Symptoms of traumatic arthritis
These include the accumulation of fluid in the joint, pain, stiffness and inflammation. There may be some bleeding inside the joint and it will be unable to bear any weight which causes a general instability.
The affected joint feels sore to touch and there is a noticeable lack of flexibility. Normal movement is restricted.
Diagnosis of traumatic arthritis
Visit your GP if you have developed these symptoms. He or she will examine the affected joint and will accompany this with a series of questions about the cause of your condition.
For example, if you have sustained an injury to your knee due to playing sport then mention this to him/her. Provide as many details as you can about the injury as this will help with the diagnosis.
Your GP will want to know the extent of the pain and inflammation; if the pain is mild, moderate or severe; how often it occurs and when; and what triggers it.
You will also be asked about your medical history.
Tests for traumatic arthritis
This is followed by a series of diagnostic tests such as blood tests, X-rays and an MRI/CT scan. These will show the damage and inflammation within the affected joint.
The results of these will determine your treatment.
Treatment for traumatic arthritis
There are a range of options available to you which include medication, e.g. anti-inflammatory drugs, cortisone injections, exercise and surgery.
Anti-inflammatory drugs or ‘non-steroidal anti inflammatory drugs’(NSAID’s) are a popular form of medication for arthritis. They help to reduce the inflammation and pain caused by arthritis.
Cortisone injections are often used to treat a range of conditions such as tennis elbow, carpal tunnel syndrome and tendonitis. They are also prescribed for arthritis. They also reduce any inflammation inside the damaged joint and enable it to move more easily.
These are not a cure for arthritis.
Exercise confers a wide range of benefits such as improved health and fitness. Plus it is great for strengthening and firming bones, tendons and muscles.

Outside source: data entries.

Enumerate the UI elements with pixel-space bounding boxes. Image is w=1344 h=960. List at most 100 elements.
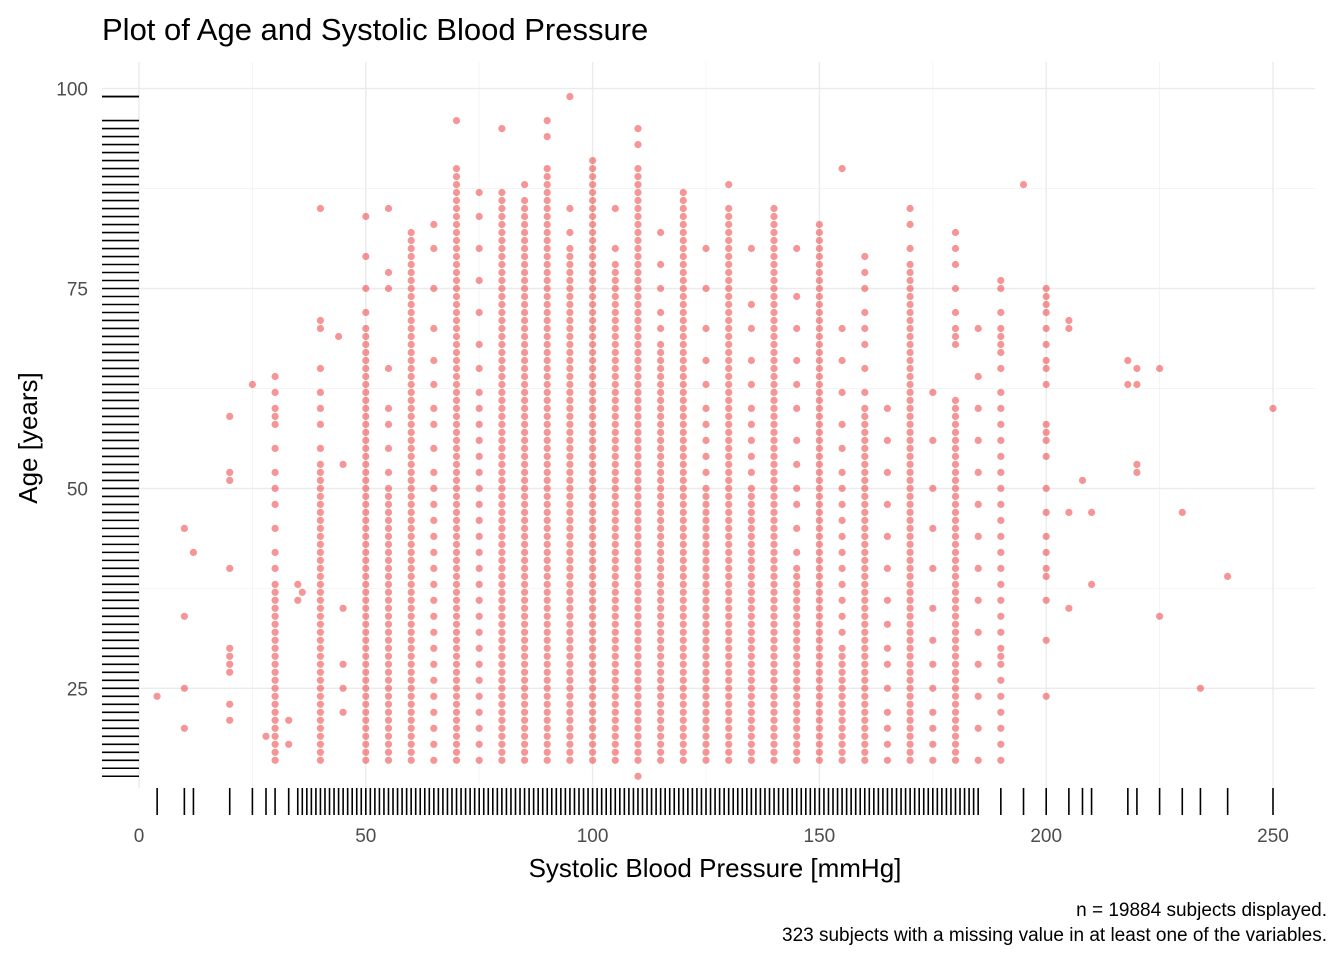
data-point <box>521 612 529 620</box>
data-point <box>725 236 733 245</box>
data-point <box>316 516 324 525</box>
data-point <box>906 724 914 732</box>
data-point <box>634 444 642 452</box>
data-point <box>793 572 801 581</box>
data-point <box>543 348 551 357</box>
data-point <box>521 700 529 708</box>
data-point <box>407 612 415 620</box>
data-point <box>702 596 710 604</box>
data-point <box>861 460 869 468</box>
data-point <box>452 380 461 389</box>
data-point <box>679 268 687 277</box>
data-point <box>566 364 574 373</box>
data-point <box>770 684 778 692</box>
data-point <box>589 596 597 604</box>
data-point <box>725 388 733 396</box>
data-point <box>657 740 665 748</box>
data-point <box>452 500 461 508</box>
data-point <box>543 396 551 404</box>
data-point <box>566 93 574 101</box>
data-point <box>770 692 778 700</box>
data-point <box>793 612 801 620</box>
data-point <box>430 612 438 620</box>
data-point <box>407 300 415 309</box>
data-point <box>452 596 461 604</box>
data-point <box>316 500 324 508</box>
data-point <box>611 572 619 581</box>
data-point <box>725 420 733 428</box>
data-point <box>951 572 960 581</box>
data-point <box>657 492 665 500</box>
data-point <box>316 524 324 533</box>
data-point <box>589 652 597 660</box>
data-point <box>407 572 415 581</box>
data-point <box>657 452 665 460</box>
data-point <box>951 532 960 541</box>
data-point <box>521 540 529 549</box>
data-point <box>407 444 415 452</box>
data-point <box>634 508 642 516</box>
data-point <box>747 700 756 708</box>
data-point <box>725 732 733 740</box>
data-point <box>997 564 1005 573</box>
data-point <box>475 212 483 221</box>
data-point <box>498 564 506 573</box>
data-point <box>679 436 687 444</box>
data-point <box>747 492 756 500</box>
data-point <box>566 244 574 253</box>
data-point <box>906 636 914 644</box>
data-point <box>271 708 279 716</box>
data-point <box>906 452 914 460</box>
data-point <box>725 596 733 604</box>
data-point <box>838 748 846 756</box>
data-point <box>589 684 597 692</box>
data-point <box>452 356 461 365</box>
data-point <box>679 684 687 692</box>
data-point <box>384 700 393 708</box>
data-point <box>589 300 597 309</box>
data-point <box>362 492 370 500</box>
data-point <box>634 612 642 620</box>
data-point <box>657 564 665 573</box>
data-point <box>543 300 551 309</box>
data-point <box>679 444 687 452</box>
data-point <box>271 676 279 684</box>
data-point <box>725 460 733 468</box>
data-point <box>430 740 438 748</box>
data-point <box>543 524 551 533</box>
data-point <box>407 524 415 533</box>
data-point <box>702 564 710 573</box>
data-point <box>951 508 960 516</box>
data-point <box>815 684 824 692</box>
data-point <box>657 684 665 692</box>
data-point <box>521 452 529 460</box>
data-point <box>679 644 687 652</box>
data-point <box>521 596 529 604</box>
data-point <box>362 588 370 596</box>
data-point <box>452 676 461 684</box>
data-point <box>452 292 461 301</box>
data-point <box>770 644 778 652</box>
data-point <box>702 612 710 620</box>
data-point <box>725 628 733 636</box>
data-point <box>498 596 506 604</box>
data-point <box>430 356 438 365</box>
data-point <box>657 308 665 317</box>
data-point <box>521 668 529 676</box>
data-point <box>861 644 869 652</box>
data-point <box>589 388 597 396</box>
data-point <box>679 476 687 484</box>
data-point <box>521 236 529 245</box>
data-point <box>838 548 846 557</box>
data-point <box>226 412 234 420</box>
data-point <box>316 716 324 724</box>
data-point <box>679 356 687 365</box>
data-point <box>951 612 960 620</box>
data-point <box>589 428 597 436</box>
data-point <box>951 444 960 452</box>
data-point <box>589 700 597 708</box>
data-point <box>611 516 619 525</box>
data-point <box>589 636 597 644</box>
data-point <box>475 436 483 444</box>
data-point <box>657 436 665 444</box>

Choose a low impact exercise which is unlikely to put pressure on your joints thereby increasing the damage. Walking and swimming are fine. If you are uncertain about a suitable form of exercise then ask your GP for advice.
The aim is to strengthen both the muscles surrounding the joint and the joint itself.
Control your weight: if you are a healthy weight then maintain this via a sensible diet and exercise. But if you are overweight then look at losing any excess pounds as these tend to put an extra strain on your joints. Plus any excess weight will speed up the degeneration in the joints.
If none of these are effective then surgery is the next option. There are procedures such as joint reconstruction, joint replacement or removal of the damaged cartilage which are effective at dealing with the pain and lack of mobility in the affected joint.
Find out more about these options and others in our treatment for arthritis section.
Managing traumatic arthritis
It is important that you seek help for traumatic arthritis as soon as possible. Any delay can lead to long term problems such as osteoarthritis so avoid this if possible.
The treatments mentioned in this section are not ‘cures’: there is at present, no cure for traumatic arthritis but it is possible to minimise the pain and other symptoms of this condition.
This will enable you to live your life they way you want and with little or no restrictions.